3. The LD3320 based speech recognition interaction method of claim 1, wherein the primary command keyword is provided in plurality, and each of the primary command keywords is associated with a plurality of secondary command keywords.

4. The LD3320 based voice recognition interaction method of claim 1, wherein when the primary instruction keywords and the secondary instruction keywords are pre-selected and set, the pinyin table satisfies the following conditions by setting the pinyin table: each pinyin corresponds to a unique coded character, and the number of repeated pinyin strings cannot appear.

5. The LD 3320-based voice recognition interaction method of claim 1, wherein when matching with a preset primary command keyword is successful, if a preset control command keyword is matched within a set time, then executing the corresponding operation according to the control command keyword.
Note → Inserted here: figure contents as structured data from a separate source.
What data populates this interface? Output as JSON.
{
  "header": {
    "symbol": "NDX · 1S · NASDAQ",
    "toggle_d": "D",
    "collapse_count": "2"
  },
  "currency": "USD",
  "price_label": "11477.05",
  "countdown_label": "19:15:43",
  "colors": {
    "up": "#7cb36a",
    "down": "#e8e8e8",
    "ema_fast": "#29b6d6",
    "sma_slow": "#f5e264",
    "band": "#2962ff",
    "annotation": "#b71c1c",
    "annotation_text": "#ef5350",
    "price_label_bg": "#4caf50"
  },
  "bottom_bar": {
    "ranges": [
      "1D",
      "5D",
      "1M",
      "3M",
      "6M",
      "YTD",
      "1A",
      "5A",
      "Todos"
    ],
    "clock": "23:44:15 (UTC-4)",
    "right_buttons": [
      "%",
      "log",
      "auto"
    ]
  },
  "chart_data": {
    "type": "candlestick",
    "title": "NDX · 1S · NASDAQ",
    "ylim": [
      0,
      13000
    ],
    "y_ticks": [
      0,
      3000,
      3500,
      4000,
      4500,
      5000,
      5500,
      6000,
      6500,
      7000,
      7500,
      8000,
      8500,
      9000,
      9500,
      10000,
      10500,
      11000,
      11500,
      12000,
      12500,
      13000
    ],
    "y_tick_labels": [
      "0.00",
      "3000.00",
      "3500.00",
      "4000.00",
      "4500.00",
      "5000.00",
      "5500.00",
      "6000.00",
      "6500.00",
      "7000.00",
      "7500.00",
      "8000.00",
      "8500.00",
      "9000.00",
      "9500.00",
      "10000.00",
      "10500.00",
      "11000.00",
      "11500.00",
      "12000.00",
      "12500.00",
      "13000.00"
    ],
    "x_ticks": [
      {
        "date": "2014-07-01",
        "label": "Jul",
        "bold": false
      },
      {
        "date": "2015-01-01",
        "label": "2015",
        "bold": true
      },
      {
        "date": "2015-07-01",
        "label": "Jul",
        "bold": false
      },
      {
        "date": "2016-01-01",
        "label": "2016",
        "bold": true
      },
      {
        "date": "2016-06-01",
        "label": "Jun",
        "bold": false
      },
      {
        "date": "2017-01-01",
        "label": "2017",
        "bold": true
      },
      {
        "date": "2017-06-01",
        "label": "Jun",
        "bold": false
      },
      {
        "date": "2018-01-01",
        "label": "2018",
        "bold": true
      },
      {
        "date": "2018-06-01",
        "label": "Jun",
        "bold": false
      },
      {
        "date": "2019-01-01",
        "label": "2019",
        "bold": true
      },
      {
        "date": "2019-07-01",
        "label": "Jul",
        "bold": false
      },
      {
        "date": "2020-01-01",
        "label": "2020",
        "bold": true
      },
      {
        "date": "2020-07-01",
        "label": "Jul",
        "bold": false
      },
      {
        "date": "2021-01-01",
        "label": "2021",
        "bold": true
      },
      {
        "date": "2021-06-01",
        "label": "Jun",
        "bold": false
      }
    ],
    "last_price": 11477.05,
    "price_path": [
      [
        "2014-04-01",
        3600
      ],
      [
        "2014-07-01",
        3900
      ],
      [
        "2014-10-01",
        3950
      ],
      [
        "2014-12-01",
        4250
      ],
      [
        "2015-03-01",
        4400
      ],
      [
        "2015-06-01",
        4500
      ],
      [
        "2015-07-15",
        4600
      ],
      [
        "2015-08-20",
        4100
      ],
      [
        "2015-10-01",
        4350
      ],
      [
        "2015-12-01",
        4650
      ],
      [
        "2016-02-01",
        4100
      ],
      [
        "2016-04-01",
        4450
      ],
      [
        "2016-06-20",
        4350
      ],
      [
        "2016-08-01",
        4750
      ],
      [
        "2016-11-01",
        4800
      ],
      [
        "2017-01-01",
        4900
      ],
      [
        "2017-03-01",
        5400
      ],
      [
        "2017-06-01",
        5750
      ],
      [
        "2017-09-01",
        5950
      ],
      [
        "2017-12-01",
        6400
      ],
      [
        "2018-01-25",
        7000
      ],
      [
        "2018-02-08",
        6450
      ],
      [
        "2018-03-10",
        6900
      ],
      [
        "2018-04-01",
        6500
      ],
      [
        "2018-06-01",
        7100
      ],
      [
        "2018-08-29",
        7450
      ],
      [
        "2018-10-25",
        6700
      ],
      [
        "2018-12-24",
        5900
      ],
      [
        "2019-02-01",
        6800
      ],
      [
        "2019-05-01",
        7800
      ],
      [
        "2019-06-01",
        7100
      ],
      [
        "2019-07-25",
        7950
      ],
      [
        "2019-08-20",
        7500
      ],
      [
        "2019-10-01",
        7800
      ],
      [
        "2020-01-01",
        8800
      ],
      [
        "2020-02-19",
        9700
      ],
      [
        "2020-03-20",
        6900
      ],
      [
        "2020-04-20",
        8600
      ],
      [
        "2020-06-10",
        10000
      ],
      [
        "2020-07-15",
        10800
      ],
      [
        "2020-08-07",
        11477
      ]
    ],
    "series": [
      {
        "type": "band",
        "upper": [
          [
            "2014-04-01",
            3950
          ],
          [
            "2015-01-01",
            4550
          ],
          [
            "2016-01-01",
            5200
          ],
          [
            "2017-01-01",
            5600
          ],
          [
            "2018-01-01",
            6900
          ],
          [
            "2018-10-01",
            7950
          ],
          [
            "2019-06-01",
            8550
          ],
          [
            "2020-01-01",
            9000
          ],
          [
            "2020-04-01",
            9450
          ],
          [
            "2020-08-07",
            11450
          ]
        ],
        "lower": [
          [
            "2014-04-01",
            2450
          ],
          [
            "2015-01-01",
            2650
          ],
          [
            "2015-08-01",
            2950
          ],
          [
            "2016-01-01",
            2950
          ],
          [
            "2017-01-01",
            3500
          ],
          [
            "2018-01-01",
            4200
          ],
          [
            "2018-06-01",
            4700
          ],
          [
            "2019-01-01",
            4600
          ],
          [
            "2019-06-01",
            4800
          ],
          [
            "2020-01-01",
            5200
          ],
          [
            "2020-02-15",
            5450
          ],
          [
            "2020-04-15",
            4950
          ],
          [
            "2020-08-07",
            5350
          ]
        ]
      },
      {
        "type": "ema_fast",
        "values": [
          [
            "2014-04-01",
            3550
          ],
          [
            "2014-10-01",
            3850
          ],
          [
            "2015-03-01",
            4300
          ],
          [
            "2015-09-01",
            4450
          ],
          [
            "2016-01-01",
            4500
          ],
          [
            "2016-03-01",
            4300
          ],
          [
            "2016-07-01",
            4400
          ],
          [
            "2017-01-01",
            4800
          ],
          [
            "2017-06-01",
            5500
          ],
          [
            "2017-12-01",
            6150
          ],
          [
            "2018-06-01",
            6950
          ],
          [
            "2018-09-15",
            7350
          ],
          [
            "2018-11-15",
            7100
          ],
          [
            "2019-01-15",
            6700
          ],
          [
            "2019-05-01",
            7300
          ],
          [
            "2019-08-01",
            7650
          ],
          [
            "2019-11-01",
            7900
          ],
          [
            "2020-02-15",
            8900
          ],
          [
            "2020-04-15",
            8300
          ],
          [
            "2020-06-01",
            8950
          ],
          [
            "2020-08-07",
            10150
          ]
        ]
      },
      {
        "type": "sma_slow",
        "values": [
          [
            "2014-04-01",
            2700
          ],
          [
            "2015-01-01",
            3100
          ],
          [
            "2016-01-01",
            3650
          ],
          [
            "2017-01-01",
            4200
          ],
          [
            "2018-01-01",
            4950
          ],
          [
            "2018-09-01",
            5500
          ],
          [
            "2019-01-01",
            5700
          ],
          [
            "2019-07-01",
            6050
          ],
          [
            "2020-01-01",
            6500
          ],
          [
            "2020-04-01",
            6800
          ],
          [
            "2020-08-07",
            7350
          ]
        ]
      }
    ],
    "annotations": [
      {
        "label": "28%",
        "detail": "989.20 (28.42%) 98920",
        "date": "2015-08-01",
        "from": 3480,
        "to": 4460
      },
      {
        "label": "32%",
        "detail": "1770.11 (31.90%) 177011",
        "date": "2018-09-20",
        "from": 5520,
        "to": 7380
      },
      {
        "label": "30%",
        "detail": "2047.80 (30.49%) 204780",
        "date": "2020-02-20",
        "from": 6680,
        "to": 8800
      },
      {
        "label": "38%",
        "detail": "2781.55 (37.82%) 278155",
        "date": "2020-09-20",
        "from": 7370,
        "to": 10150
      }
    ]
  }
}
6. The LD3320 based voice recognition interaction method of claim 1, wherein the primary instruction keywords and the secondary instruction keywords are modifiable by a user.

7. An LD 3320-based voice recognition interactive system, comprising:

8. The LD3320 based voice recognition interaction system of claim 7, wherein the voice capturing and recognizing module comprises an LD3320 voice recognition chip.

9. The LD 3320-based voice recognition interaction system according to claim 7, wherein the voice synthesis module comprises an MR628 voice synthesis chip, and a USB-to-TTL chip is further disposed on the relay backplane.

10. The LD3320 based voice recognition interaction system of claim 7, wherein the relay backplane further comprises an indicator light set for prompting when the voice capture recognition module matches a successful secondary instruction.